Rezensionsnotiz zu Die Zeit, 17.03.2005

Schwer enttäuscht, ja persönlich getroffen sinkt Fritz J. Raddatz angesichts dieses "Zettelkastens zwischen Leinenimitat", den Adolf Endler da zusammengestellt hat, zu Boden. Einzig und allein die wenigen Passagen, in denen Endler ansetzt, seine Biografie zu erzählen, hält Raddatz für "glänzend gelungen", sowohl inhaltlich - hier entsteht nebenbei das "Panorama einer Gesellschaft" - als auch stilistisch - Endler testet hier "durchaus souverän" verschiedene Ausdrucksmittel.
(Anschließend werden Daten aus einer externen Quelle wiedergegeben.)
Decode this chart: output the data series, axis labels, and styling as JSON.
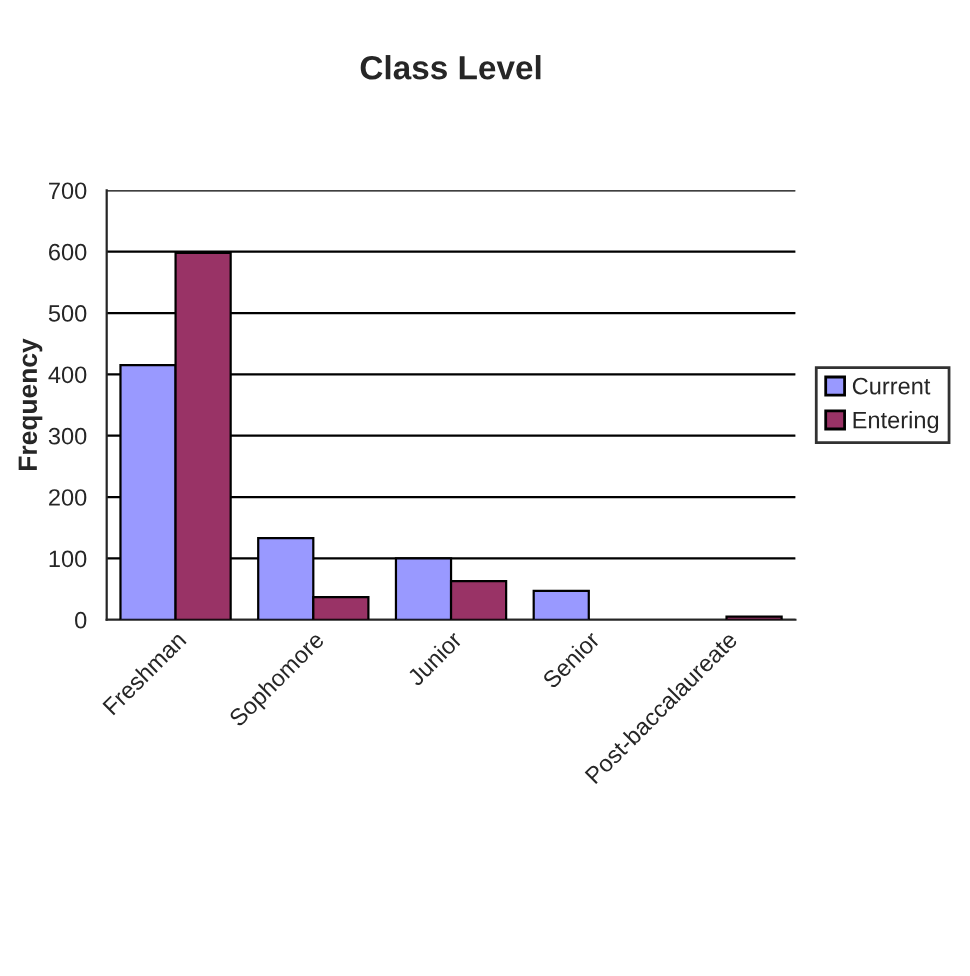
{
  "chart_data": {
    "type": "bar",
    "title": "Class Level",
    "ylabel": "Frequency",
    "categories": [
      "Freshman",
      "Sophomore",
      "Junior",
      "Senior",
      "Post-baccalaureate"
    ],
    "series": [
      {
        "name": "Current",
        "color": "#9999ff",
        "values": [
          415,
          133,
          100,
          47,
          null
        ]
      },
      {
        "name": "Entering",
        "color": "#993366",
        "values": [
          598,
          37,
          63,
          null,
          5
        ]
      }
    ],
    "ylim": [
      0,
      700
    ],
    "yticks": [
      0,
      100,
      200,
      300,
      400,
      500,
      600,
      700
    ],
    "grid": "y",
    "legend": "right"
  }
}
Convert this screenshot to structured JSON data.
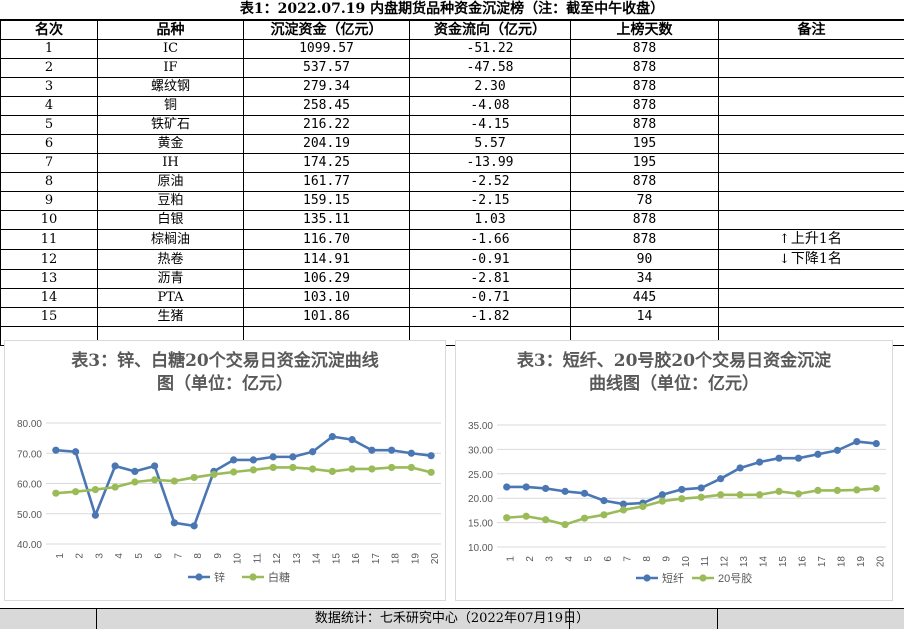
{
  "sheet_title": "表1：2022.07.19 内盘期货品种资金沉淀榜（注：截至中午收盘）",
  "columns": [
    "名次",
    "品种",
    "沉淀资金（亿元）",
    "资金流向（亿元）",
    "上榜天数",
    "备注"
  ],
  "rows": [
    {
      "rank": "1",
      "name": "IC",
      "capital": "1099.57",
      "flow": "-51.22",
      "days": "878"
    },
    {
      "rank": "2",
      "name": "IF",
      "capital": "537.57",
      "flow": "-47.58",
      "days": "878"
    },
    {
      "rank": "3",
      "name": "螺纹钢",
      "capital": "279.34",
      "flow": "2.30",
      "days": "878"
    },
    {
      "rank": "4",
      "name": "铜",
      "capital": "258.45",
      "flow": "-4.08",
      "days": "878"
    },
    {
      "rank": "5",
      "name": "铁矿石",
      "capital": "216.22",
      "flow": "-4.15",
      "days": "878"
    },
    {
      "rank": "6",
      "name": "黄金",
      "capital": "204.19",
      "flow": "5.57",
      "days": "195"
    },
    {
      "rank": "7",
      "name": "IH",
      "capital": "174.25",
      "flow": "-13.99",
      "days": "195"
    },
    {
      "rank": "8",
      "name": "原油",
      "capital": "161.77",
      "flow": "-2.52",
      "days": "878"
    },
    {
      "rank": "9",
      "name": "豆粕",
      "capital": "159.15",
      "flow": "-2.15",
      "days": "78"
    },
    {
      "rank": "10",
      "name": "白银",
      "capital": "135.11",
      "flow": "1.03",
      "days": "878"
    },
    {
      "rank": "11",
      "name": "棕榈油",
      "capital": "116.70",
      "flow": "-1.66",
      "days": "878"
    },
    {
      "rank": "12",
      "name": "热卷",
      "capital": "114.91",
      "flow": "-0.91",
      "days": "90"
    },
    {
      "rank": "13",
      "name": "沥青",
      "capital": "106.29",
      "flow": "-2.81",
      "days": "34"
    },
    {
      "rank": "14",
      "name": "PTA",
      "capital": "103.10",
      "flow": "-0.71",
      "days": "445"
    },
    {
      "rank": "15",
      "name": "生猪",
      "capital": "101.86",
      "flow": "-1.82",
      "days": "14"
    }
  ],
  "notes": {
    "up_arrow": "↑",
    "up_label": "上升1名",
    "down_arrow": "↓",
    "down_label": "下降1名"
  },
  "footer": "数据统计：七禾研究中心（2022年07月19日）",
  "chart_data": [
    {
      "type": "line",
      "title": "表3：锌、白糖20个交易日资金沉淀曲线图（单位：亿元）",
      "title_lines": [
        "表3：锌、白糖20个交易日资金沉淀曲线",
        "图（单位：亿元）"
      ],
      "x": [
        "1",
        "2",
        "3",
        "4",
        "5",
        "6",
        "7",
        "8",
        "9",
        "10",
        "11",
        "12",
        "13",
        "14",
        "15",
        "16",
        "17",
        "18",
        "19",
        "20"
      ],
      "ylim": [
        40,
        80
      ],
      "yticks": [
        "40.00",
        "50.00",
        "60.00",
        "70.00",
        "80.00"
      ],
      "grid": true,
      "legend": "bottom",
      "series": [
        {
          "name": "锌",
          "color": "#4a77b4",
          "values": [
            71.0,
            70.5,
            49.5,
            65.8,
            64.0,
            65.8,
            47.0,
            46.0,
            64.0,
            67.8,
            67.8,
            68.8,
            68.8,
            70.5,
            75.5,
            74.5,
            71.0,
            71.0,
            70.0,
            69.2
          ]
        },
        {
          "name": "白糖",
          "color": "#9bbb59",
          "values": [
            56.8,
            57.3,
            58.0,
            58.8,
            60.5,
            61.2,
            60.8,
            62.0,
            63.0,
            63.8,
            64.5,
            65.3,
            65.3,
            64.8,
            64.0,
            64.8,
            64.8,
            65.3,
            65.3,
            63.7
          ]
        }
      ]
    },
    {
      "type": "line",
      "title": "表3：短纤、20号胶20个交易日资金沉淀曲线图（单位：亿元）",
      "title_lines": [
        "表3：短纤、20号胶20个交易日资金沉淀",
        "曲线图（单位：亿元）"
      ],
      "x": [
        "1",
        "2",
        "3",
        "4",
        "5",
        "6",
        "7",
        "8",
        "9",
        "10",
        "11",
        "12",
        "13",
        "14",
        "15",
        "16",
        "17",
        "18",
        "19",
        "20"
      ],
      "ylim": [
        10,
        35
      ],
      "yticks": [
        "10.00",
        "15.00",
        "20.00",
        "25.00",
        "30.00",
        "35.00"
      ],
      "grid": true,
      "legend": "bottom",
      "series": [
        {
          "name": "短纤",
          "color": "#4a77b4",
          "values": [
            22.3,
            22.3,
            22.0,
            21.4,
            21.0,
            19.5,
            18.8,
            19.0,
            20.7,
            21.8,
            22.1,
            24.0,
            26.2,
            27.4,
            28.2,
            28.2,
            29.0,
            29.8,
            31.6,
            31.2
          ]
        },
        {
          "name": "20号胶",
          "color": "#9bbb59",
          "values": [
            16.0,
            16.3,
            15.6,
            14.6,
            15.9,
            16.6,
            17.6,
            18.3,
            19.4,
            19.9,
            20.2,
            20.7,
            20.7,
            20.7,
            21.4,
            20.9,
            21.6,
            21.6,
            21.7,
            22.0
          ]
        }
      ]
    }
  ]
}
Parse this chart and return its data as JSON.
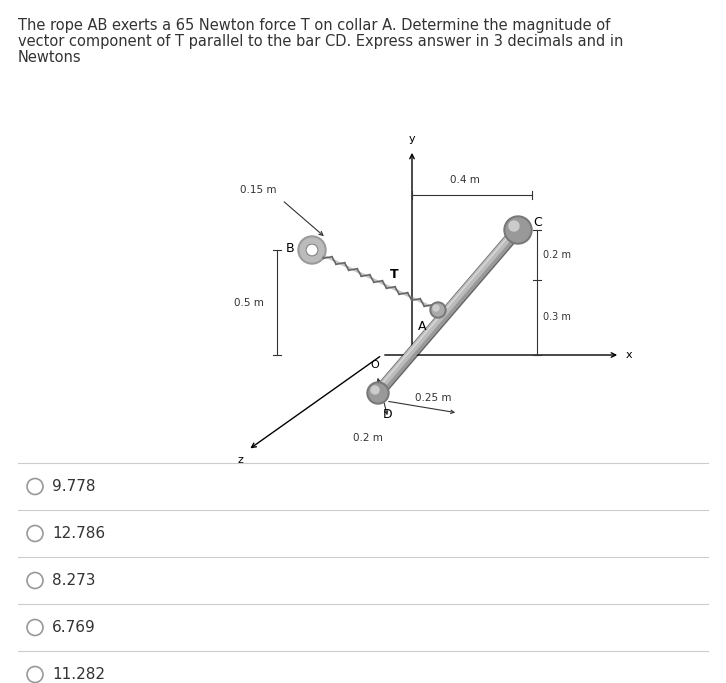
{
  "title_line1": "The rope AB exerts a 65 Newton force T on collar A. Determine the magnitude of",
  "title_line2": "vector component of T parallel to the bar CD. Express answer in 3 decimals and in",
  "title_line3": "Newtons",
  "title_fontsize": 10.5,
  "choices": [
    "9.778",
    "12.786",
    "8.273",
    "6.769",
    "11.282"
  ],
  "choice_fontsize": 11,
  "bg_color": "#ffffff",
  "divider_color": "#cccccc",
  "text_color": "#333333",
  "label_color": "#222222",
  "dim_color": "#333333"
}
Ansonsten aber überzeugt Endler den Kritiker in keiner der beiden Kategorien. Das Buch sei im Großen und Ganzen ein "Sammelsurium von winzigen, fast immer belanglosen Beobachtungen", schimpft Raddatz, die eingestreuten Gedichte allerhöchstens "mäßig", die Namenserwähnungen unmotiviert und "unzusammenhängend". Das alles wird "so lieblos - und stillos - aneinandergepappt", die Grammatik mit dichtgedrängten "Wie"-Vergleichen geschändet oder Sätze gebaut, die "knarzen und grinden". Endler scheint das egal zu sein, notiert der entsetzte Rezensent, der mitansehen muss, wie der Autor mit einem entschuldigenden "...wenn ich es mal so einfach ausdrücken darf" den "Schwebebalken Sprache gleich selber in die Rumpelecke" feuert. Nein, hier spürt Raddatz gar nichts, er kennt einen vormals geschätzten Autoren nicht wieder und kann nur noch fassungslos notieren: Was er nun mit diesen zusammengefegten Krümeln überhaupt will, bleibt sein Geheimnis."